The Cincinnati Reds are close to the .500 mark at this point in the season, leading many to believe they may sell them at the trade deadline. One of their veteran starting pitchers, Nick Martinez, has a 65% chance of being traded, according to ESPN’s Kiley McDani and Jeff Passan. Martinez currently has a qualifying offer of $21.05 million and will turn 35 in August.
Los Angeles Dodgers need starting pitchers
This season with the Cincinnati Reds, he has a 4.12 ERA in 16 of his 18 appearances. In his visits to the mound, he has 69 strikeouts and 21 walks in 94 innings of work.
These are positive numbers that are above some of the Los Angeles Dodgers’ starters such as Dustin May and Rocky Sasaki, although still below Yoshimou Yamamoto. However, the need to bring in an experienced starter is due to Shohei Ohtani’s lack of touch in his three appearances.

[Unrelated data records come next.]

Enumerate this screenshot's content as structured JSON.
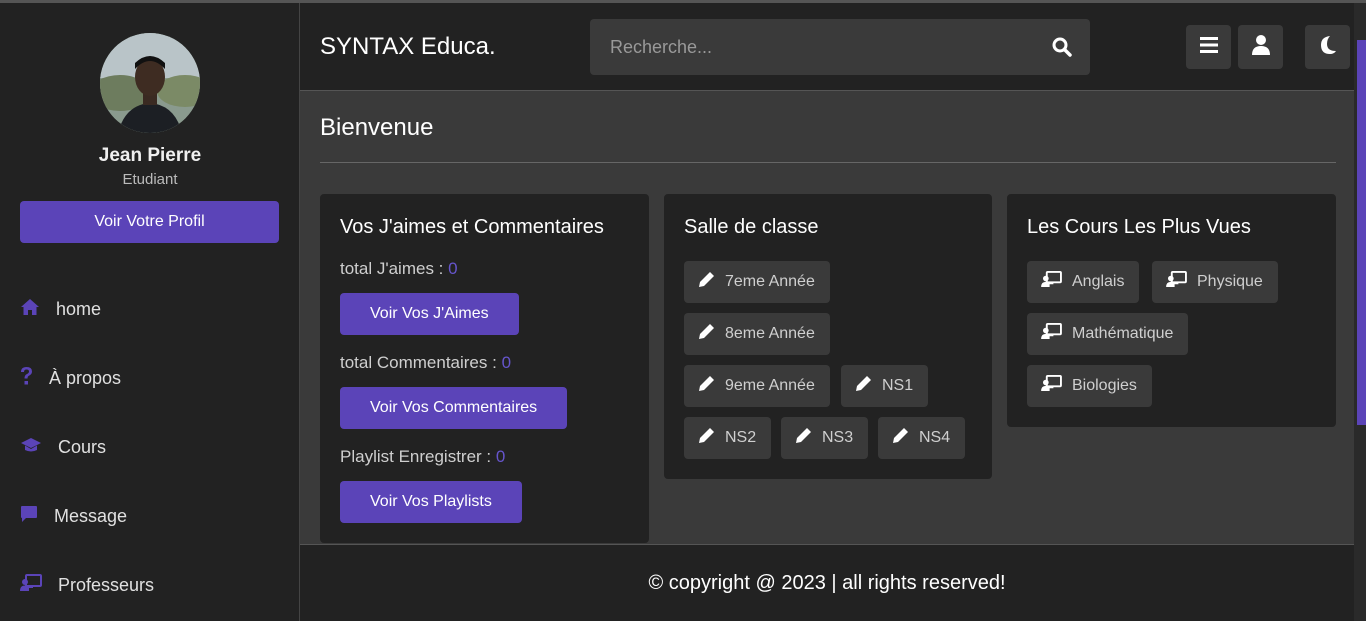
{
  "sidebar": {
    "user_name": "Jean Pierre",
    "user_role": "Etudiant",
    "profile_button": "Voir Votre Profil",
    "nav": [
      {
        "label": "home",
        "icon": "home-icon"
      },
      {
        "label": "À propos",
        "icon": "question-icon"
      },
      {
        "label": "Cours",
        "icon": "graduation-cap-icon"
      },
      {
        "label": "Message",
        "icon": "message-icon"
      },
      {
        "label": "Professeurs",
        "icon": "teacher-icon"
      }
    ]
  },
  "header": {
    "logo": "SYNTAX Educa.",
    "search_placeholder": "Recherche...",
    "buttons": [
      "menu-icon",
      "user-icon",
      "moon-icon"
    ]
  },
  "main": {
    "title": "Bienvenue",
    "likes_card": {
      "title": "Vos J'aimes et Commentaires",
      "likes_label": "total J'aimes : ",
      "likes_value": "0",
      "likes_button": "Voir Vos J'Aimes",
      "comments_label": "total Commentaires : ",
      "comments_value": "0",
      "comments_button": "Voir Vos Commentaires",
      "playlist_label": "Playlist Enregistrer : ",
      "playlist_value": "0",
      "playlist_button": "Voir Vos Playlists"
    },
    "classroom_card": {
      "title": "Salle de classe",
      "tags": [
        "7eme Année",
        "8eme Année",
        "9eme Année",
        "NS1",
        "NS2",
        "NS3",
        "NS4"
      ]
    },
    "courses_card": {
      "title": "Les Cours Les Plus Vues",
      "tags": [
        "Anglais",
        "Physique",
        "Mathématique",
        "Biologies"
      ]
    }
  },
  "footer": {
    "text": "© copyright @ 2023 | all rights reserved!"
  },
  "colors": {
    "accent": "#5b44b8",
    "sidebar_bg": "#222222",
    "content_bg": "#3a3a3a"
  }
}
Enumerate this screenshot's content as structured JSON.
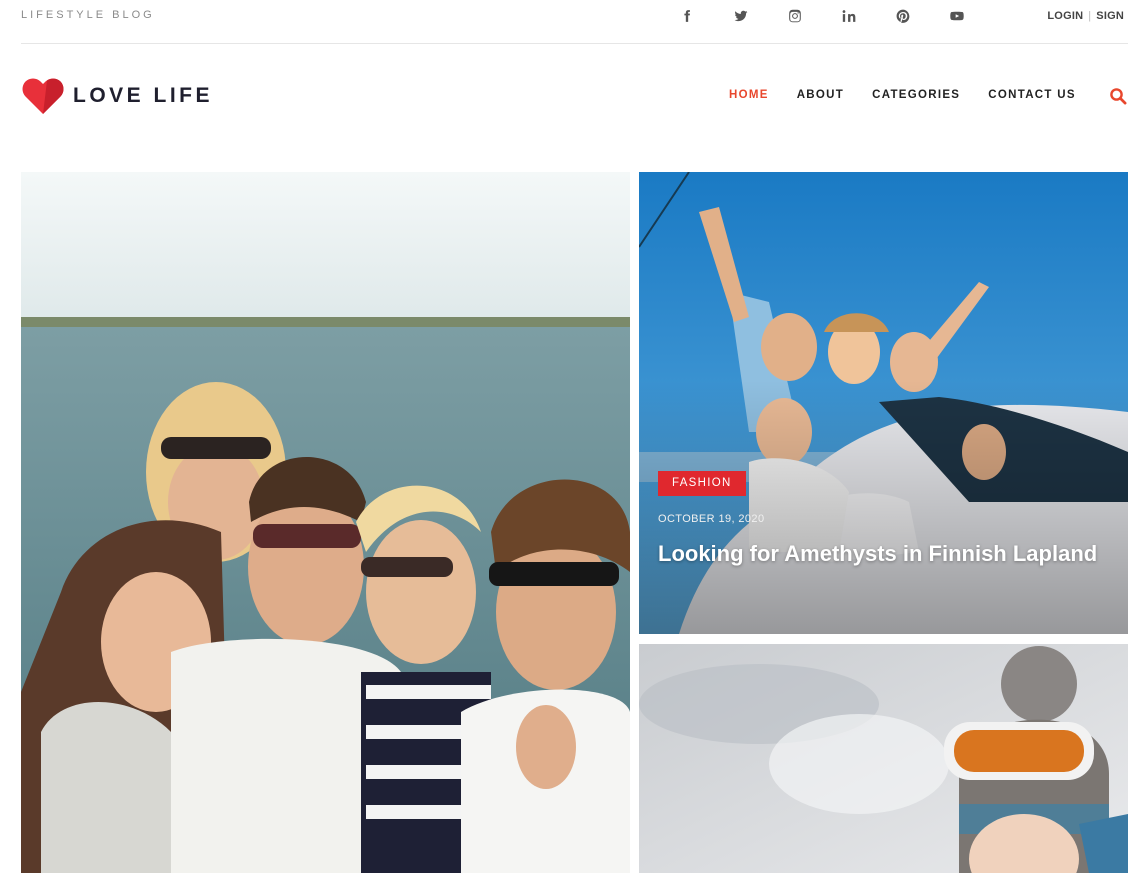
{
  "topbar": {
    "tagline": "LIFESTYLE BLOG",
    "social_icons": [
      "facebook-icon",
      "twitter-icon",
      "instagram-icon",
      "linkedin-icon",
      "pinterest-icon",
      "youtube-icon"
    ],
    "login_label": "LOGIN",
    "signup_label": "SIGN"
  },
  "header": {
    "logo_text": "LOVE LIFE",
    "nav": [
      {
        "label": "HOME",
        "active": true
      },
      {
        "label": "ABOUT",
        "active": false
      },
      {
        "label": "CATEGORIES",
        "active": false
      },
      {
        "label": "CONTACT US",
        "active": false
      }
    ]
  },
  "featured": {
    "category": "FASHION",
    "date": "OCTOBER 19, 2020",
    "title": "Looking for Amethysts in Finnish Lapland"
  },
  "colors": {
    "accent": "#e8472d",
    "badge": "#e0282e",
    "logo_heart": "#e8303a"
  }
}
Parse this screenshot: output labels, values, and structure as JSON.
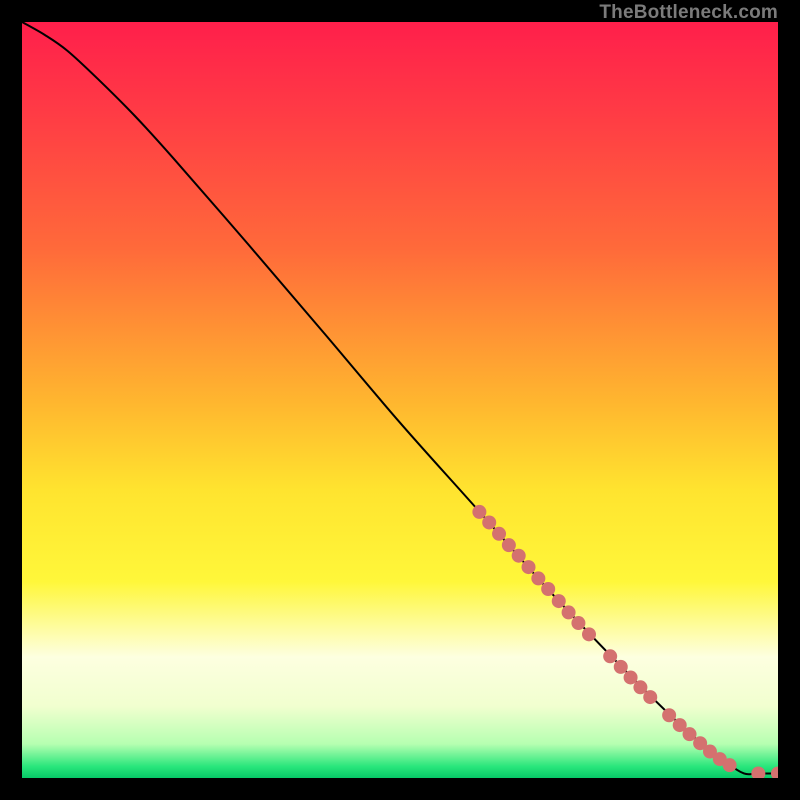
{
  "watermark": "TheBottleneck.com",
  "chart_data": {
    "type": "line",
    "title": "",
    "xlabel": "",
    "ylabel": "",
    "xlim": [
      0,
      100
    ],
    "ylim": [
      0,
      100
    ],
    "gradient_stops": [
      {
        "offset": 0.0,
        "color": "#ff1f4b"
      },
      {
        "offset": 0.12,
        "color": "#ff3b45"
      },
      {
        "offset": 0.3,
        "color": "#ff6a3a"
      },
      {
        "offset": 0.5,
        "color": "#ffb52f"
      },
      {
        "offset": 0.62,
        "color": "#ffe42f"
      },
      {
        "offset": 0.74,
        "color": "#fff73a"
      },
      {
        "offset": 0.84,
        "color": "#fdffe0"
      },
      {
        "offset": 0.905,
        "color": "#f1ffcf"
      },
      {
        "offset": 0.955,
        "color": "#b6ffb1"
      },
      {
        "offset": 0.985,
        "color": "#28e67b"
      },
      {
        "offset": 1.0,
        "color": "#07c867"
      }
    ],
    "series": [
      {
        "name": "curve",
        "points": [
          {
            "x": 0,
            "y": 100
          },
          {
            "x": 3,
            "y": 98.3
          },
          {
            "x": 6,
            "y": 96.2
          },
          {
            "x": 10,
            "y": 92.5
          },
          {
            "x": 15,
            "y": 87.5
          },
          {
            "x": 20,
            "y": 82.0
          },
          {
            "x": 30,
            "y": 70.5
          },
          {
            "x": 40,
            "y": 58.8
          },
          {
            "x": 50,
            "y": 47.0
          },
          {
            "x": 60,
            "y": 35.8
          },
          {
            "x": 70,
            "y": 24.5
          },
          {
            "x": 80,
            "y": 14.0
          },
          {
            "x": 88,
            "y": 6.2
          },
          {
            "x": 93,
            "y": 2.2
          },
          {
            "x": 95.5,
            "y": 0.6
          },
          {
            "x": 97.2,
            "y": 0.6
          },
          {
            "x": 100,
            "y": 0.6
          }
        ]
      }
    ],
    "scatter": {
      "name": "dots",
      "color": "#d4716f",
      "radius": 7,
      "points": [
        {
          "x": 60.5,
          "y": 35.2
        },
        {
          "x": 61.8,
          "y": 33.8
        },
        {
          "x": 63.1,
          "y": 32.3
        },
        {
          "x": 64.4,
          "y": 30.8
        },
        {
          "x": 65.7,
          "y": 29.4
        },
        {
          "x": 67.0,
          "y": 27.9
        },
        {
          "x": 68.3,
          "y": 26.4
        },
        {
          "x": 69.6,
          "y": 25.0
        },
        {
          "x": 71.0,
          "y": 23.4
        },
        {
          "x": 72.3,
          "y": 21.9
        },
        {
          "x": 73.6,
          "y": 20.5
        },
        {
          "x": 75.0,
          "y": 19.0
        },
        {
          "x": 77.8,
          "y": 16.1
        },
        {
          "x": 79.2,
          "y": 14.7
        },
        {
          "x": 80.5,
          "y": 13.3
        },
        {
          "x": 81.8,
          "y": 12.0
        },
        {
          "x": 83.1,
          "y": 10.7
        },
        {
          "x": 85.6,
          "y": 8.3
        },
        {
          "x": 87.0,
          "y": 7.0
        },
        {
          "x": 88.3,
          "y": 5.8
        },
        {
          "x": 89.7,
          "y": 4.6
        },
        {
          "x": 91.0,
          "y": 3.5
        },
        {
          "x": 92.3,
          "y": 2.5
        },
        {
          "x": 93.6,
          "y": 1.7
        },
        {
          "x": 97.4,
          "y": 0.6
        },
        {
          "x": 100.0,
          "y": 0.6
        }
      ]
    }
  }
}
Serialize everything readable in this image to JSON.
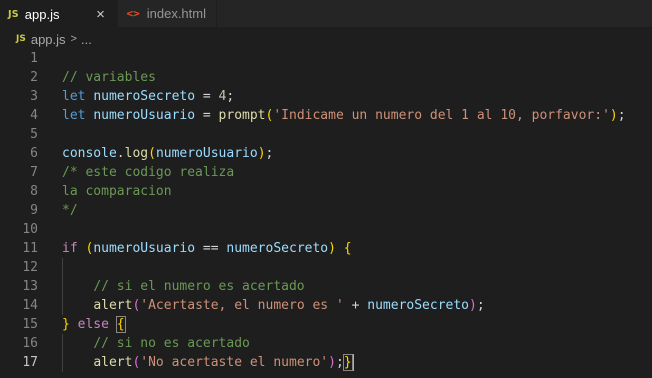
{
  "tabs": [
    {
      "icon": "JS",
      "label": "app.js",
      "active": true,
      "close": "×"
    },
    {
      "icon": "<>",
      "label": "index.html",
      "active": false
    }
  ],
  "breadcrumb": {
    "icon": "JS",
    "file": "app.js",
    "separator": ">",
    "more": "..."
  },
  "editor": {
    "current_line": 17,
    "line_numbers": [
      "1",
      "2",
      "3",
      "4",
      "5",
      "6",
      "7",
      "8",
      "9",
      "10",
      "11",
      "12",
      "13",
      "14",
      "15",
      "16",
      "17"
    ],
    "lines": [
      {
        "tokens": []
      },
      {
        "tokens": [
          {
            "t": "// variables",
            "c": "cm"
          }
        ]
      },
      {
        "tokens": [
          {
            "t": "let",
            "c": "kw"
          },
          {
            "t": " ",
            "c": "op"
          },
          {
            "t": "numeroSecreto",
            "c": "var"
          },
          {
            "t": " = ",
            "c": "op"
          },
          {
            "t": "4",
            "c": "num"
          },
          {
            "t": ";",
            "c": "op"
          }
        ]
      },
      {
        "tokens": [
          {
            "t": "let",
            "c": "kw"
          },
          {
            "t": " ",
            "c": "op"
          },
          {
            "t": "numeroUsuario",
            "c": "var"
          },
          {
            "t": " = ",
            "c": "op"
          },
          {
            "t": "prompt",
            "c": "fn"
          },
          {
            "t": "(",
            "c": "p1"
          },
          {
            "t": "'Indicame un numero del 1 al 10, porfavor:'",
            "c": "str"
          },
          {
            "t": ")",
            "c": "p1"
          },
          {
            "t": ";",
            "c": "op"
          }
        ]
      },
      {
        "tokens": []
      },
      {
        "tokens": [
          {
            "t": "console",
            "c": "var"
          },
          {
            "t": ".",
            "c": "op"
          },
          {
            "t": "log",
            "c": "fn"
          },
          {
            "t": "(",
            "c": "p1"
          },
          {
            "t": "numeroUsuario",
            "c": "var"
          },
          {
            "t": ")",
            "c": "p1"
          },
          {
            "t": ";",
            "c": "op"
          }
        ]
      },
      {
        "tokens": [
          {
            "t": "/* este codigo realiza",
            "c": "cm"
          }
        ]
      },
      {
        "tokens": [
          {
            "t": "la comparacion",
            "c": "cm"
          }
        ]
      },
      {
        "tokens": [
          {
            "t": "*/",
            "c": "cm"
          }
        ]
      },
      {
        "tokens": []
      },
      {
        "tokens": [
          {
            "t": "if",
            "c": "ctl"
          },
          {
            "t": " ",
            "c": "op"
          },
          {
            "t": "(",
            "c": "p1"
          },
          {
            "t": "numeroUsuario",
            "c": "var"
          },
          {
            "t": " == ",
            "c": "op"
          },
          {
            "t": "numeroSecreto",
            "c": "var"
          },
          {
            "t": ")",
            "c": "p1"
          },
          {
            "t": " ",
            "c": "op"
          },
          {
            "t": "{",
            "c": "p1"
          }
        ]
      },
      {
        "tokens": []
      },
      {
        "tokens": [
          {
            "t": "    ",
            "c": "op"
          },
          {
            "t": "// si el numero es acertado",
            "c": "cm"
          }
        ]
      },
      {
        "tokens": [
          {
            "t": "    ",
            "c": "op"
          },
          {
            "t": "alert",
            "c": "fn"
          },
          {
            "t": "(",
            "c": "p2"
          },
          {
            "t": "'Acertaste, el numero es '",
            "c": "str"
          },
          {
            "t": " + ",
            "c": "op"
          },
          {
            "t": "numeroSecreto",
            "c": "var"
          },
          {
            "t": ")",
            "c": "p2"
          },
          {
            "t": ";",
            "c": "op"
          }
        ]
      },
      {
        "tokens": [
          {
            "t": "}",
            "c": "p1"
          },
          {
            "t": " ",
            "c": "op"
          },
          {
            "t": "else",
            "c": "ctl"
          },
          {
            "t": " ",
            "c": "op"
          },
          {
            "t": "{",
            "c": "p1",
            "m": true
          }
        ]
      },
      {
        "tokens": [
          {
            "t": "    ",
            "c": "op"
          },
          {
            "t": "// si no es acertado",
            "c": "cm"
          }
        ]
      },
      {
        "tokens": [
          {
            "t": "    ",
            "c": "op"
          },
          {
            "t": "alert",
            "c": "fn"
          },
          {
            "t": "(",
            "c": "p2"
          },
          {
            "t": "'No acertaste el numero'",
            "c": "str"
          },
          {
            "t": ")",
            "c": "p2"
          },
          {
            "t": ";",
            "c": "op"
          },
          {
            "t": "}",
            "c": "p1",
            "m": true,
            "cursor": true
          }
        ]
      }
    ]
  },
  "colors": {
    "background": "#1e1e1e",
    "tabbar": "#252526",
    "keyword": "#569cd6",
    "control": "#c586c0",
    "variable": "#9cdcfe",
    "function": "#dcdcaa",
    "string": "#ce9178",
    "number": "#b5cea8",
    "comment": "#6a9955"
  }
}
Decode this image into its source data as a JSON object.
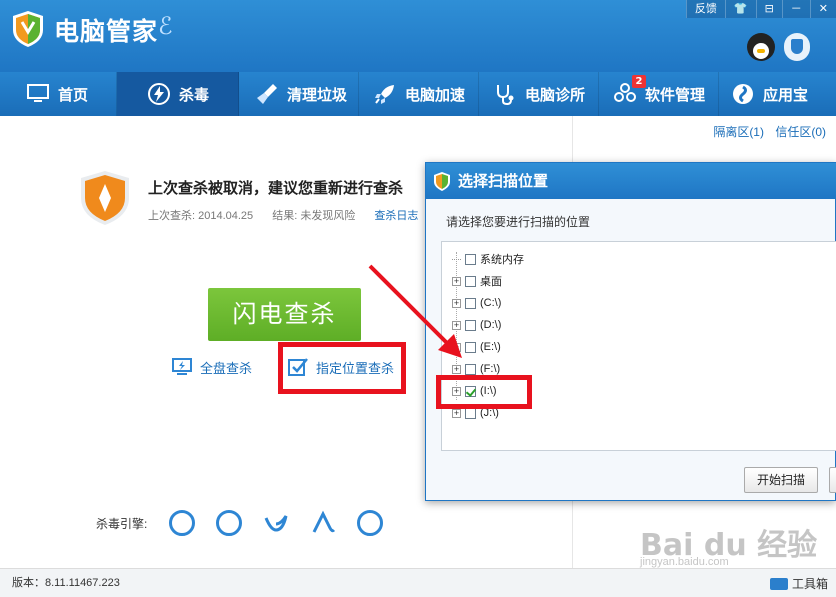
{
  "app": {
    "title": "电脑管家",
    "title_swash": "ℰ"
  },
  "top_controls": [
    "反馈",
    "👕",
    "⊟",
    "－",
    "✕"
  ],
  "nav": [
    {
      "label": "首页",
      "icon": "monitor-icon"
    },
    {
      "label": "杀毒",
      "icon": "lightning-icon",
      "active": true
    },
    {
      "label": "清理垃圾",
      "icon": "broom-icon"
    },
    {
      "label": "电脑加速",
      "icon": "rocket-icon"
    },
    {
      "label": "电脑诊所",
      "icon": "stethoscope-icon"
    },
    {
      "label": "软件管理",
      "icon": "apps-icon",
      "badge": "2"
    },
    {
      "label": "应用宝",
      "icon": "app-store-icon"
    }
  ],
  "side_links": {
    "quarantine": "隔离区(1)",
    "trust": "信任区(0)"
  },
  "status": {
    "headline": "上次查杀被取消，建议您重新进行查杀",
    "last_scan": "上次查杀: 2014.04.25",
    "result": "结果: 未发现风险",
    "log_link": "查杀日志"
  },
  "actions": {
    "flash_scan": "闪电查杀",
    "full_scan": "全盘查杀",
    "custom_scan": "指定位置查杀"
  },
  "engines": {
    "label": "杀毒引擎:"
  },
  "footer": {
    "version": "版本：8.11.11467.223",
    "toolbox": "工具箱"
  },
  "dialog": {
    "title": "选择扫描位置",
    "subtitle": "请选择您要进行扫描的位置",
    "tree": [
      {
        "label": "系统内存",
        "expandable": false,
        "checked": false
      },
      {
        "label": "桌面",
        "expandable": true,
        "checked": false
      },
      {
        "label": "(C:\\)",
        "expandable": true,
        "checked": false
      },
      {
        "label": "(D:\\)",
        "expandable": true,
        "checked": false
      },
      {
        "label": "(E:\\)",
        "expandable": true,
        "checked": false
      },
      {
        "label": "(F:\\)",
        "expandable": true,
        "checked": false
      },
      {
        "label": "(I:\\)",
        "expandable": true,
        "checked": true
      },
      {
        "label": "(J:\\)",
        "expandable": true,
        "checked": false
      }
    ],
    "start_button": "开始扫描"
  },
  "watermark": {
    "text": "Bai du 经验",
    "url": "jingyan.baidu.com"
  },
  "colors": {
    "brand_blue": "#1f76c4",
    "active_nav": "#1559a0",
    "green_button": "#6bb82f",
    "highlight_red": "#e8121e"
  }
}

The Californian team has come out on top in most of its series thanks to the offensive power in its bats, where Ohtani has been a benchmark with nearly 30 home runs in the first half of the season. This is coupled with the contribution of Max Muncy, Will Smith, Freddy Freeman and company.
Nick Martinez’s advantages to get to Los Angeles
Another possible advantage for Martinez is his durability. He has pitched 868.1 innings in MLB over the past eight seasons, with an additional 430.1 innings in five seasons in Japan and the Dominican Republic. Nearly 1,300 innings on his odometer can be seen as a double-edged sword at this point in the season for the Dodgers. Lately, pitching health has been hard to come by for Los Angeles, but Martinez has proven to be an iron man on the mound.
With a costly one-year contract, coupled with his age, he would undoubtedly be a rental player, but the terms of a possible return to the Reds is where the situation can get complicated. The Dodgers have been on the wrong side of losses at the trade deadline in recent history, and the risk of an older pitcher being added to the rotation may not be greater than the potential losses.